Osteoporosi, un problema di salute pubblica: in Italia 5 milioni di persone colpite

“La prevenzione primaria dell’osteoporosi deve iniziare fin dalle prime fasi della vita”, evidenzia il Ministero della Salute

In Italia circa 5 milioni di persone convivono con l’osteoporosi, patologia che provoca un progressivo indebolimento delle ossa e aumenta significativamente il rischio di fratture. La malattia colpisce soprattutto le persone over 50: una donna su tre e un uomo su cinque sono interessati. Oggi, in occasione della Giornata Mondiale dell’Osteoporosi, il Ministero della Salute sottolinea l’importanza della prevenzione, della diagnosi precoce e di una gestione attenta della malattia, che può comportare gravi conseguenze in termini di mortalità, disabilità motoria e costi sanitari e sociali.

La prevenzione primaria dell’osteoporosi deve iniziare fin dalle prime fasi della vita”, evidenzia il Ministero. Il tessuto osseo si sviluppa durante l’infanzia e l’adolescenza, raggiungendo la densità minerale massimale intorno ai 20-25 anni. Costruire un solido patrimonio osseo in giovane età fornisce un vantaggio a lungo termine, quando la perdita di minerali porta alla riduzione della massa ossea.

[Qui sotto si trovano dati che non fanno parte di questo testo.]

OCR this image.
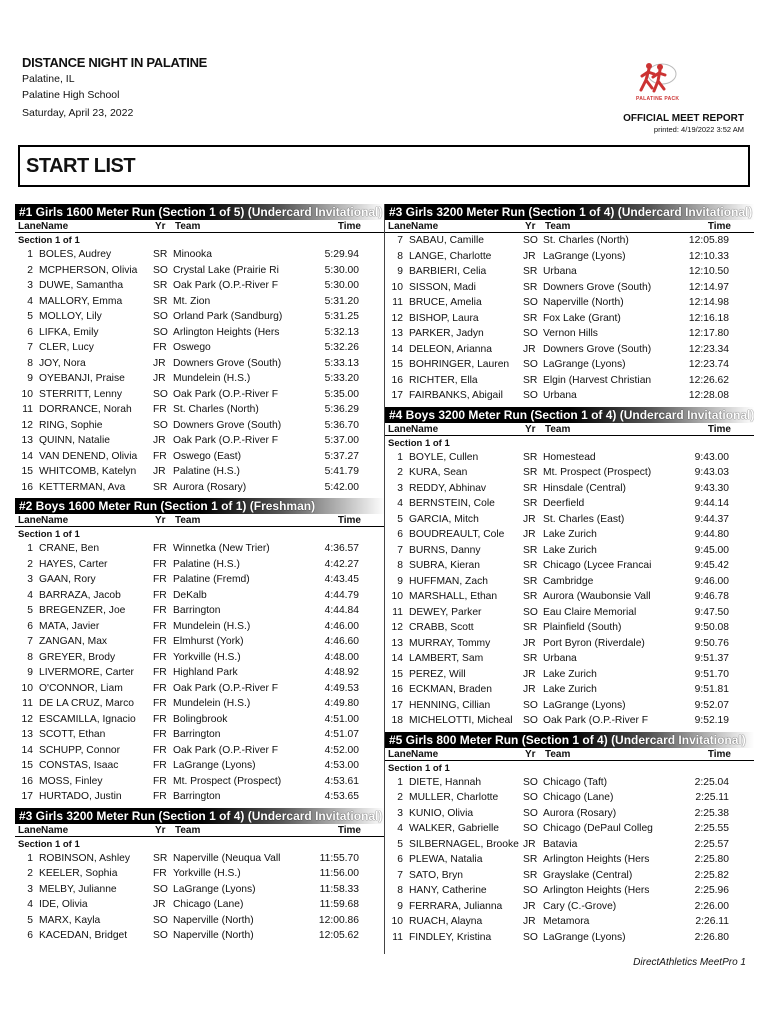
DISTANCE NIGHT IN PALATINE
Palatine, IL
Palatine High School
Saturday, April 23, 2022
PALATINE PACK
OFFICIAL MEET REPORT
printed: 4/19/2022 3:52 AM
START LIST
#1 Girls 1600 Meter Run (Section 1 of 5) (Undercard Invitational)
Lane Name	Yr Team	Time
Section 1 of 1
1 BOLES, Audrey	SR Minooka	5:29.94
2 MCPHERSON, Olivia	SO Crystal Lake (Prairie Ri	5:30.00
3 DUWE, Samantha	SR Oak Park (O.P.-River F	5:30.00
4 MALLORY, Emma	SR Mt. Zion	5:31.20
5 MOLLOY, Lily	SO Orland Park (Sandburg)	5:31.25
6 LIFKA, Emily	SO Arlington Heights (Hers	5:32.13
7 CLER, Lucy	FR Oswego	5:32.26
8 JOY, Nora	JR Downers Grove (South)	5:33.13
9 OYEBANJI, Praise	JR Mundelein (H.S.)	5:33.20
10 STERRITT, Lenny	SO Oak Park (O.P.-River F	5:35.00
11 DORRANCE, Norah	FR St. Charles (North)	5:36.29
12 RING, Sophie	SO Downers Grove (South)	5:36.70
13 QUINN, Natalie	JR Oak Park (O.P.-River F	5:37.00
14 VAN DENEND, Olivia	FR Oswego (East)	5:37.27
15 WHITCOMB, Katelyn	JR Palatine (H.S.)	5:41.79
16 KETTERMAN, Ava	SR Aurora (Rosary)	5:42.00
#2 Boys 1600 Meter Run (Section 1 of 1) (Freshman)
Lane Name	Yr Team	Time
Section 1 of 1
1 CRANE, Ben	FR Winnetka (New Trier)	4:36.57
2 HAYES, Carter	FR Palatine (H.S.)	4:42.27
3 GAAN, Rory	FR Palatine (Fremd)	4:43.45
4 BARRAZA, Jacob	FR DeKalb	4:44.79
5 BREGENZER, Joe	FR Barrington	4:44.84
6 MATA, Javier	FR Mundelein (H.S.)	4:46.00
7 ZANGAN, Max	FR Elmhurst (York)	4:46.60
8 GREYER, Brody	FR Yorkville (H.S.)	4:48.00
9 LIVERMORE, Carter	FR Highland Park	4:48.92
10 O'CONNOR, Liam	FR Oak Park (O.P.-River F	4:49.53
11 DE LA CRUZ, Marco	FR Mundelein (H.S.)	4:49.80
12 ESCAMILLA, Ignacio	FR Bolingbrook	4:51.00
13 SCOTT, Ethan	FR Barrington	4:51.07
14 SCHUPP, Connor	FR Oak Park (O.P.-River F	4:52.00
15 CONSTAS, Isaac	FR LaGrange (Lyons)	4:53.00
16 MOSS, Finley	FR Mt. Prospect (Prospect)	4:53.61
17 HURTADO, Justin	FR Barrington	4:53.65
#3 Girls 3200 Meter Run (Section 1 of 4) (Undercard Invitational)
Lane Name	Yr Team	Time
Section 1 of 1
1 ROBINSON, Ashley	SR Naperville (Neuqua Vall	11:55.70
2 KEELER, Sophia	FR Yorkville (H.S.)	11:56.00
3 MELBY, Julianne	SO LaGrange (Lyons)	11:58.33
4 IDE, Olivia	JR Chicago (Lane)	11:59.68
5 MARX, Kayla	SO Naperville (North)	12:00.86
6 KACEDAN, Bridget	SO Naperville (North)	12:05.62
#3 Girls 3200 Meter Run (Section 1 of 4) (Undercard Invitational)
Lane Name	Yr Team	Time
7 SABAU, Camille	SO St. Charles (North)	12:05.89
8 LANGE, Charlotte	JR LaGrange (Lyons)	12:10.33
9 BARBIERI, Celia	SR Urbana	12:10.50
10 SISSON, Madi	SR Downers Grove (South)	12:14.97
11 BRUCE, Amelia	SO Naperville (North)	12:14.98
12 BISHOP, Laura	SR Fox Lake (Grant)	12:16.18
13 PARKER, Jadyn	SO Vernon Hills	12:17.80
14 DELEON, Arianna	JR Downers Grove (South)	12:23.34
15 BOHRINGER, Lauren	SO LaGrange (Lyons)	12:23.74
16 RICHTER, Ella	SR Elgin (Harvest Christian	12:26.62
17 FAIRBANKS, Abigail	SO Urbana	12:28.08
#4 Boys 3200 Meter Run (Section 1 of 4) (Undercard Invitational)
Lane Name	Yr Team	Time
Section 1 of 1
1 BOYLE, Cullen	SR Homestead	9:43.00
2 KURA, Sean	SR Mt. Prospect (Prospect)	9:43.03
3 REDDY, Abhinav	SR Hinsdale (Central)	9:43.30
4 BERNSTEIN, Cole	SR Deerfield	9:44.14
5 GARCIA, Mitch	JR St. Charles (East)	9:44.37
6 BOUDREAULT, Cole	JR Lake Zurich	9:44.80
7 BURNS, Danny	SR Lake Zurich	9:45.00
8 SUBRA, Kieran	SR Chicago (Lycee Francai	9:45.42
9 HUFFMAN, Zach	SR Cambridge	9:46.00
10 MARSHALL, Ethan	SR Aurora (Waubonsie Vall	9:46.78
11 DEWEY, Parker	SO Eau Claire Memorial	9:47.50
12 CRABB, Scott	SR Plainfield (South)	9:50.08
13 MURRAY, Tommy	JR Port Byron (Riverdale)	9:50.76
14 LAMBERT, Sam	SR Urbana	9:51.37
15 PEREZ, Will	JR Lake Zurich	9:51.70
16 ECKMAN, Braden	JR Lake Zurich	9:51.81
17 HENNING, Cillian	SO LaGrange (Lyons)	9:52.07
18 MICHELOTTI, Micheal	SO Oak Park (O.P.-River F	9:52.19
#5 Girls 800 Meter Run (Section 1 of 4) (Undercard Invitational)
Lane Name	Yr Team	Time
Section 1 of 1
1 DIETE, Hannah	SO Chicago (Taft)	2:25.04
2 MULLER, Charlotte	SO Chicago (Lane)	2:25.11
3 KUNIO, Olivia	SO Aurora (Rosary)	2:25.38
4 WALKER, Gabrielle	SO Chicago (DePaul Colleg	2:25.55
5 SILBERNAGEL, Brooke JR Batavia	2:25.57
6 PLEWA, Natalia	SR Arlington Heights (Hers	2:25.80
7 SATO, Bryn	SR Grayslake (Central)	2:25.82
8 HANY, Catherine	SO Arlington Heights (Hers	2:25.96
9 FERRARA, Julianna	JR Cary (C.-Grove)	2:26.00
10 RUACH, Alayna	JR Metamora	2:26.11
11 FINDLEY, Kristina	SO LaGrange (Lyons)	2:26.80
DirectAthletics MeetPro 1
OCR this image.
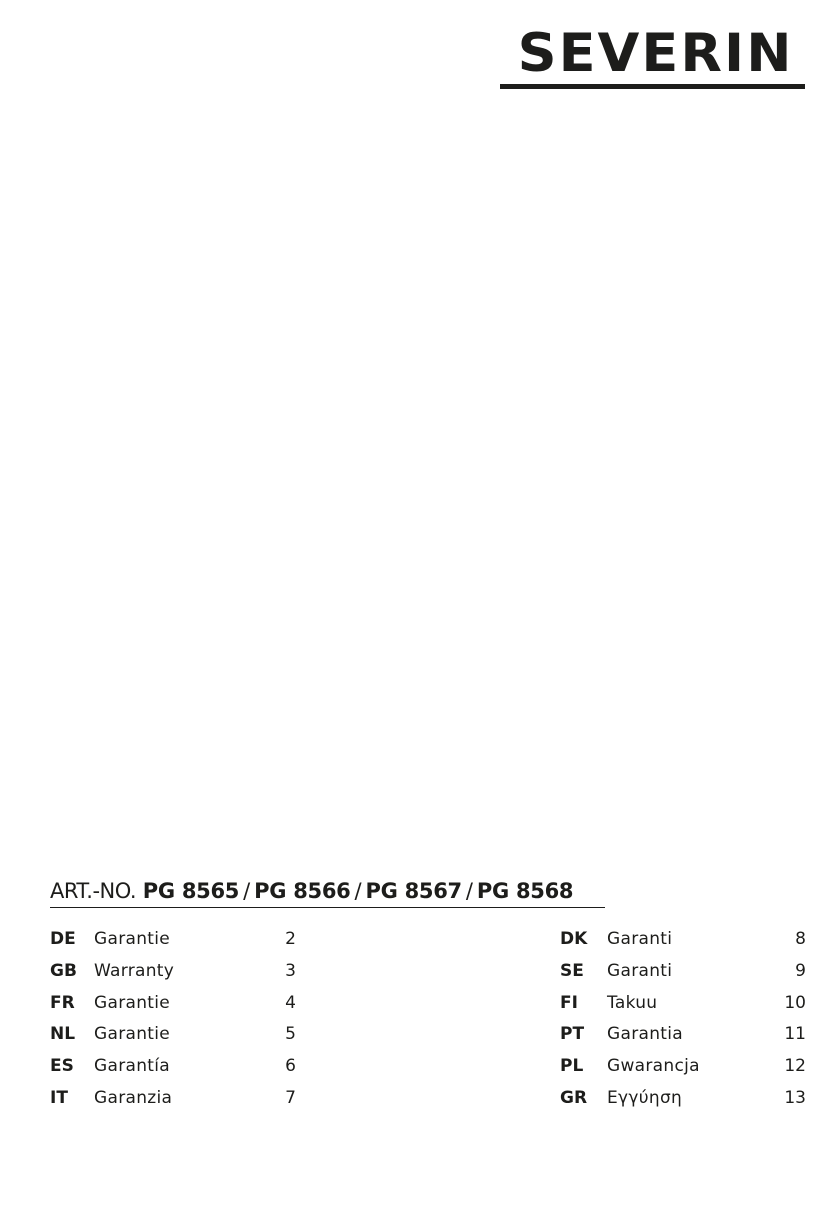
SEVERIN
ART.-NO. PG 8565 / PG 8566 / PG 8567 / PG 8568
DE Garantie	2
GB Warranty	3
FR Garantie	4
NL Garantie	5
ES Garantía	6
IT Garanzia	7
DK Garanti	8
SE Garanti	9
FI Takuu	10
PT Garantia	11
PL Gwarancja	12
GR Εγγύηση	13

La diagnosi tempestiva è altrettanto cruciale: per le donne in menopausa e per gli uomini dopo i 70 anni, la valutazione delle ossa consente di implementare misure volte a rallentare la progressione della malattia e prevenire le fratture da fragilità. La Giornata Mondiale promuove quindi 2 obiettivi complementari: proteggere le ossa fin dall’infanzia attraverso l’attività fisica e sensibilizzare medici e decisori politici sull’importanza della salute ossea.